Maryland Mechanics Lien Requirements
Maryland’s mechanics lien law establishes specific requirements that unpaid construction parties must follow in order to file a lien claim.
In Maryland, any project participant providing labor or materials for a construction project can file a mechanics lien. This includes architects, engineers, surveyors, and certified interior designers. There is no specific party that is considered too removed to file, however, there are some regulations to be aware of. For example, if a property is being repaired rather than newly constructed, mechanics liens are only allowed if the property is being repaired, rebuilt, or improved by at least 15% of its value. Additionally, if a lien claimant is a corporation, it must be registered with the state of Maryland.
The deadline to file a mechanics lien in Maryland is 180 days from that date that labor or materials were last provided for a project. To establish the lien, an “action” must be filed with the court in the county where the property is located. This action must be served on all interested parties.

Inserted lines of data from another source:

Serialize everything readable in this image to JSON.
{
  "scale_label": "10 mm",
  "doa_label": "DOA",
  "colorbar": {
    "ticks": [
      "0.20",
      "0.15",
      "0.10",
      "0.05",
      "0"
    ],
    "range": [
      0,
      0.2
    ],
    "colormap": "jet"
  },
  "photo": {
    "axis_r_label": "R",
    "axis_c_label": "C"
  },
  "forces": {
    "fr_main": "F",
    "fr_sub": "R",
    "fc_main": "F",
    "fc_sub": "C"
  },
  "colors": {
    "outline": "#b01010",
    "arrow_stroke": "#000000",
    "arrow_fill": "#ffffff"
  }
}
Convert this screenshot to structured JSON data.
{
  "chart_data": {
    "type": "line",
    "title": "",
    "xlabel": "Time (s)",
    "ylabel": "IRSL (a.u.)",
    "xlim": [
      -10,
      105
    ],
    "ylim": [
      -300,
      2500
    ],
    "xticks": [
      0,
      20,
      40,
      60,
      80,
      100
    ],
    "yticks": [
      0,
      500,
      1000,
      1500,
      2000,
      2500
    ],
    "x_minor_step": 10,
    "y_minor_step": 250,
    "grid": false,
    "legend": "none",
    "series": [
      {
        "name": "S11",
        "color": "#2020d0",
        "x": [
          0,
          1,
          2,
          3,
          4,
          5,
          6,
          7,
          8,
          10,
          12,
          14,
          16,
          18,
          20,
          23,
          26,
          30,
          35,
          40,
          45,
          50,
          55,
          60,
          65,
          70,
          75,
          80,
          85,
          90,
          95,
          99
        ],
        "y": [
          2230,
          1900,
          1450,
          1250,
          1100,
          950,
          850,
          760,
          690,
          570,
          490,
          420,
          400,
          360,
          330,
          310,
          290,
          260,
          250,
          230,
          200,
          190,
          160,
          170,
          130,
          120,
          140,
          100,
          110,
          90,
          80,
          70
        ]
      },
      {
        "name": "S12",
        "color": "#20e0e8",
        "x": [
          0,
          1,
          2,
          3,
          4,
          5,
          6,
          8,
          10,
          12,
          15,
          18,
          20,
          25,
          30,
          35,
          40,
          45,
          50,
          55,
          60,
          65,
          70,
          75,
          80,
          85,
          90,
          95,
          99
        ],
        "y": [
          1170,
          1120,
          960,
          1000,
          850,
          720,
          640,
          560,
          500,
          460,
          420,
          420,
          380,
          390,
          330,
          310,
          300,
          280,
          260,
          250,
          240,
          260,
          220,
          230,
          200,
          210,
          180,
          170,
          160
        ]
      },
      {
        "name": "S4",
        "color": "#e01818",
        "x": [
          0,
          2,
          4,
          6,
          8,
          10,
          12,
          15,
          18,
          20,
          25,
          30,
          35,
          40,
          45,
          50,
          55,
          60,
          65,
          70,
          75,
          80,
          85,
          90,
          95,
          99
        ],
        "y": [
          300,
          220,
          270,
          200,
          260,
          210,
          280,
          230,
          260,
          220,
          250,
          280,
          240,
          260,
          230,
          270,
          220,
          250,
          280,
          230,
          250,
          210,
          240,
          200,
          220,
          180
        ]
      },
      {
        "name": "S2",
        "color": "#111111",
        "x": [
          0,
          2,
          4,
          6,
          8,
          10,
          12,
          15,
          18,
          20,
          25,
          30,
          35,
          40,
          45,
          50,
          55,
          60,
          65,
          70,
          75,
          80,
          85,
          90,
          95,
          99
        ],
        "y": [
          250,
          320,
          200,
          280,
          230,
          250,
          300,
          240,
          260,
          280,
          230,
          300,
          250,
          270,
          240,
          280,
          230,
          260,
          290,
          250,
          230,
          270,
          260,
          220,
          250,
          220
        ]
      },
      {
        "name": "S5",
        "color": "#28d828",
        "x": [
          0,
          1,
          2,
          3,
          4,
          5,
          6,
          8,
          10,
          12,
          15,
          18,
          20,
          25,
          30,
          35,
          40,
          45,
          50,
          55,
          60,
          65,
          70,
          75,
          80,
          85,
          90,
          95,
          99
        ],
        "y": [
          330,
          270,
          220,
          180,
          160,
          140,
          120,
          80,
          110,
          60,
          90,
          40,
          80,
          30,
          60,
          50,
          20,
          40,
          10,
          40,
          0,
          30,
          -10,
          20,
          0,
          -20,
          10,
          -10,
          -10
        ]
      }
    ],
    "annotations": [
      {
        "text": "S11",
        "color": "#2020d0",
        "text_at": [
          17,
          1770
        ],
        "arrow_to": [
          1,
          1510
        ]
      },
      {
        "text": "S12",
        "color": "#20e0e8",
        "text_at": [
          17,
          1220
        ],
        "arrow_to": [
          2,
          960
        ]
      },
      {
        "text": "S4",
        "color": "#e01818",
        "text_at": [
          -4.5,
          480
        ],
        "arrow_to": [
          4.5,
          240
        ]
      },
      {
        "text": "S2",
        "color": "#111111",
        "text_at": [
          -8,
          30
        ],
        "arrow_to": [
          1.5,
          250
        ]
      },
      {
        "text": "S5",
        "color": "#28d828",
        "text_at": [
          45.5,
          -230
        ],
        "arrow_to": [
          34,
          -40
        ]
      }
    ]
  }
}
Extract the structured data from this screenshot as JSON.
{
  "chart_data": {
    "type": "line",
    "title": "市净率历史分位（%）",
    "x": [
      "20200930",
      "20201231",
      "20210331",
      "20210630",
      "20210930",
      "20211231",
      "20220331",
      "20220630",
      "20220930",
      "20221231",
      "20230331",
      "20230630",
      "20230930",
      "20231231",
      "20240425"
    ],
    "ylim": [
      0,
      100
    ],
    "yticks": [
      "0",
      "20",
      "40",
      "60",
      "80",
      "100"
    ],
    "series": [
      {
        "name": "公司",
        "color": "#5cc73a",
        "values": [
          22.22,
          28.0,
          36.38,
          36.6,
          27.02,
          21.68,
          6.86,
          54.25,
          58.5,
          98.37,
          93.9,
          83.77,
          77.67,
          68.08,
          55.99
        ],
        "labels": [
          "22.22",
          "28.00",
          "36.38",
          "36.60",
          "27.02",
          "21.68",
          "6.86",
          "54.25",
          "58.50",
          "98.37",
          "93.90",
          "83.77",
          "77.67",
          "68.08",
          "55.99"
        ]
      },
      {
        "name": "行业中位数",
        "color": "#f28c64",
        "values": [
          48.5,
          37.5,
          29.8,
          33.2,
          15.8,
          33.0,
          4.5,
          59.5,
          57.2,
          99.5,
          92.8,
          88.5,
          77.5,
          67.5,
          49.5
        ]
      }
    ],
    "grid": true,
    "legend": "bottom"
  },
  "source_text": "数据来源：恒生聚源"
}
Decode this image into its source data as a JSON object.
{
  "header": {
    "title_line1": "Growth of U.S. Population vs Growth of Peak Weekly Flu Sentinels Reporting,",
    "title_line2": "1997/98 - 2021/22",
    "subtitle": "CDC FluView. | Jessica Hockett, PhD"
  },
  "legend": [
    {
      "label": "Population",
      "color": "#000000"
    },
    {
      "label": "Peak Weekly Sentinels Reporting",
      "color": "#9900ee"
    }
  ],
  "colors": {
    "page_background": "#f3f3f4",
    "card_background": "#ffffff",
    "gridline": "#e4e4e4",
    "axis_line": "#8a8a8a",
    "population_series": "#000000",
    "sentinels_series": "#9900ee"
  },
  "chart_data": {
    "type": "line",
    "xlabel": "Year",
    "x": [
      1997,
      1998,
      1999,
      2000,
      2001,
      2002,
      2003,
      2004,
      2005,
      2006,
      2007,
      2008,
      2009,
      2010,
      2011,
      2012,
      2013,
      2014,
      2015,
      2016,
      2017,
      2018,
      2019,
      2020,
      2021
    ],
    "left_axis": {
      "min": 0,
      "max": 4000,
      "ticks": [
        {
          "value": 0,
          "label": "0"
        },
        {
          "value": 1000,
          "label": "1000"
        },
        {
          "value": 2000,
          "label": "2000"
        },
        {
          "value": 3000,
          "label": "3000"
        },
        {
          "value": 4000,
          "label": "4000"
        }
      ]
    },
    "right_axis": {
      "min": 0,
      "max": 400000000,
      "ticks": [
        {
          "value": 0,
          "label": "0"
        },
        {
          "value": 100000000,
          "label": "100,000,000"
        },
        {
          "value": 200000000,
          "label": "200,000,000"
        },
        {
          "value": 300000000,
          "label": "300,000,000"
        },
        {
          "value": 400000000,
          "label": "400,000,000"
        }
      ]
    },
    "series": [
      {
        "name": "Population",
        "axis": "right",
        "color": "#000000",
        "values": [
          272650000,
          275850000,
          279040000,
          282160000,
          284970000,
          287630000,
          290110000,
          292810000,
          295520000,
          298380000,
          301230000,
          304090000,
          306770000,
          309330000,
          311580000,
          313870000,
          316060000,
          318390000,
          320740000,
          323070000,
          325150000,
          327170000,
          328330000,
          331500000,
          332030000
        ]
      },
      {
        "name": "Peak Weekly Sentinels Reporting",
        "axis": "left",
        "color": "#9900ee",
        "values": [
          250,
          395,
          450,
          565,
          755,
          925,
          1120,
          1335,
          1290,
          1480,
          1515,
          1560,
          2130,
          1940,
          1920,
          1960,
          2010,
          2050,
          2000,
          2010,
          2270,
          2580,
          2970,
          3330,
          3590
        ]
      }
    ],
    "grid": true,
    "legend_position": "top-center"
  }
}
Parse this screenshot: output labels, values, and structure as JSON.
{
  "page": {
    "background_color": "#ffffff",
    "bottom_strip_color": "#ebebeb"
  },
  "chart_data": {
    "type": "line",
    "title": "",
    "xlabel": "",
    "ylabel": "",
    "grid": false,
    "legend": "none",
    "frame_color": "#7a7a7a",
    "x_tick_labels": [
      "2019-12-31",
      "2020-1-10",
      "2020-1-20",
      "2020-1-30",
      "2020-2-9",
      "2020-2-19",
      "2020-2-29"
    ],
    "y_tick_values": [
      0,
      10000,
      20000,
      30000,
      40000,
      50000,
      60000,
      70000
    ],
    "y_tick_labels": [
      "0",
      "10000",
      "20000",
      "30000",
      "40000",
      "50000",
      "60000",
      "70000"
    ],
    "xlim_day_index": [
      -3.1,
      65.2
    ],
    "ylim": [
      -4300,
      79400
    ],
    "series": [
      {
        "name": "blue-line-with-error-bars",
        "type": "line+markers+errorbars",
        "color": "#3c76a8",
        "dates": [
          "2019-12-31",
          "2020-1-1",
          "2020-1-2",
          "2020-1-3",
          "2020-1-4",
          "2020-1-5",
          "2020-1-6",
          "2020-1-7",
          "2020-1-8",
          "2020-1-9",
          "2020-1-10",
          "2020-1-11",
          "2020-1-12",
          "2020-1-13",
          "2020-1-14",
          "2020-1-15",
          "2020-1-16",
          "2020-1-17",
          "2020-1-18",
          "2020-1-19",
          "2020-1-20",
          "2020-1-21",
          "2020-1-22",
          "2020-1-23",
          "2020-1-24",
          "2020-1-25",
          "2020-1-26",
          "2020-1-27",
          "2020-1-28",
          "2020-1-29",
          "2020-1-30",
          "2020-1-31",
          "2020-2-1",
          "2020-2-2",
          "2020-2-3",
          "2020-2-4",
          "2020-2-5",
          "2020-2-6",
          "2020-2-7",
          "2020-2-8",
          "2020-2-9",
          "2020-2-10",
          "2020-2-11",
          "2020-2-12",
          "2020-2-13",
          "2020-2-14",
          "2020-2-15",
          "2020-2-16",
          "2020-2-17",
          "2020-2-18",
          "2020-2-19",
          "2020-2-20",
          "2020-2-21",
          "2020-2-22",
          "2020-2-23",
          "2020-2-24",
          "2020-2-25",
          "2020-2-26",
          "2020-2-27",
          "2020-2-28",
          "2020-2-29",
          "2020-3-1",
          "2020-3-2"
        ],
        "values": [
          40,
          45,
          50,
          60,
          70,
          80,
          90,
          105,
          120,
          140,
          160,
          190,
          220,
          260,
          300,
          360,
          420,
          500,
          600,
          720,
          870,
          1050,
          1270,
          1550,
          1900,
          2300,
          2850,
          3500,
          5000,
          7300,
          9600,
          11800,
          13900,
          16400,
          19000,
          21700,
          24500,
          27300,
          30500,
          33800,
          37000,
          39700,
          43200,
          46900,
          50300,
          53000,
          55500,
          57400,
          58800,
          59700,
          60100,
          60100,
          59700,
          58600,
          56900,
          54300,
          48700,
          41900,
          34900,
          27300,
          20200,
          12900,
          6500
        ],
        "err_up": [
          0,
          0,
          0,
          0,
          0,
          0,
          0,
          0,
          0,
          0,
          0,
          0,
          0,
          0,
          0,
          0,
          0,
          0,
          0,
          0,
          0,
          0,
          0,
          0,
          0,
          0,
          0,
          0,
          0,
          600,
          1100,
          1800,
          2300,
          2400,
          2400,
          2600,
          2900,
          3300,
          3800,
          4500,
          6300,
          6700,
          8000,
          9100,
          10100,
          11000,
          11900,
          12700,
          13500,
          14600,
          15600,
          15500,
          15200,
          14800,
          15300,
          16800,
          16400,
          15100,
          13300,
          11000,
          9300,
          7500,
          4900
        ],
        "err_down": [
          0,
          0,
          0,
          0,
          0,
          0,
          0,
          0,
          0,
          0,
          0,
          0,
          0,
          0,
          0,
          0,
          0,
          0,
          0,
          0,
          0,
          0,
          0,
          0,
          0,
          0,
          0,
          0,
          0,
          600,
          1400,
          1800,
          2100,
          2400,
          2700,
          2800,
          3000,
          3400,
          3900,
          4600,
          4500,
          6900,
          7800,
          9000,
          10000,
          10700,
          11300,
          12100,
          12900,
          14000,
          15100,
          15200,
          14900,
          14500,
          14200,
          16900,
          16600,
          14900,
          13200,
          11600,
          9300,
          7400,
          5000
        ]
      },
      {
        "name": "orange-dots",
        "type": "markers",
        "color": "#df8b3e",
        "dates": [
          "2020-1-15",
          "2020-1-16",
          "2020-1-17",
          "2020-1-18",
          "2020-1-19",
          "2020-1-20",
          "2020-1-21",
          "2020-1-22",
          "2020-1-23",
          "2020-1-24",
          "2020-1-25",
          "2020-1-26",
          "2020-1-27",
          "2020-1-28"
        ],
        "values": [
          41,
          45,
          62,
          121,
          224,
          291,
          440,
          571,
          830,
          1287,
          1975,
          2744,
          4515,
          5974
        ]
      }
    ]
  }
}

Subcontractors, suppliers, and anyone else not in direct contact with the property owner must provide preliminary notice in Maryland before they can file a mechanics lien. They must send the notice to the property owner within 120 days from the last date they provided labor or supplies. General contractors are not required to send a notice before filing a lien in Maryland.
For single-family residential properties, there are some special deadline requirements. The notice must not only be sent within 120 days from the last day the participant last provided labor or supplies but additionally prior to the property owner making full payment to the general contractor.
It’s further important to note that liens filed on owner-occupied single-resident properties are also limited to a specific worth dependent on the contract (between the property owner and the general contractor) amount due at the time the property owners received preliminary notice. It’s always best to send notice early in Maryland so that the rights of a project participant can be protected.
Lien claim amounts
Generally, attorney’s fees, collection costs, and other amounts cannot be included in a Maryland mechanics lien. The following can be included in the lien amount: unpaid labor, material, and equipment supplied to the project (the total contract amount being the cap). However, a participating party may be able to include interest if the contract so provided. A court may award attorney’s fees to a successful lien claimant.
Recording a lien
Maryland’s process for recording a lien claim is done through the court system. Claimants will need to deliver the lien form, an affidavit, and supporting documentation to the circuit court of the county in which the property is located. Filing a mechanics lien in Maryland actually requires initiating a court action. Individual claimants who do not wish to represent themselves in court will require a lawyer.
Mechanics liens in Maryland do not have priority over pre-existing mortgages or construction loans. Any encumbrance attached to the property prior to the start of construction will take precedence over a mechanics lien. A Maryland mechanics lien does not attach until formally established by judicial order. Among competing mechanics liens, project participants must share funds depending on the amount available.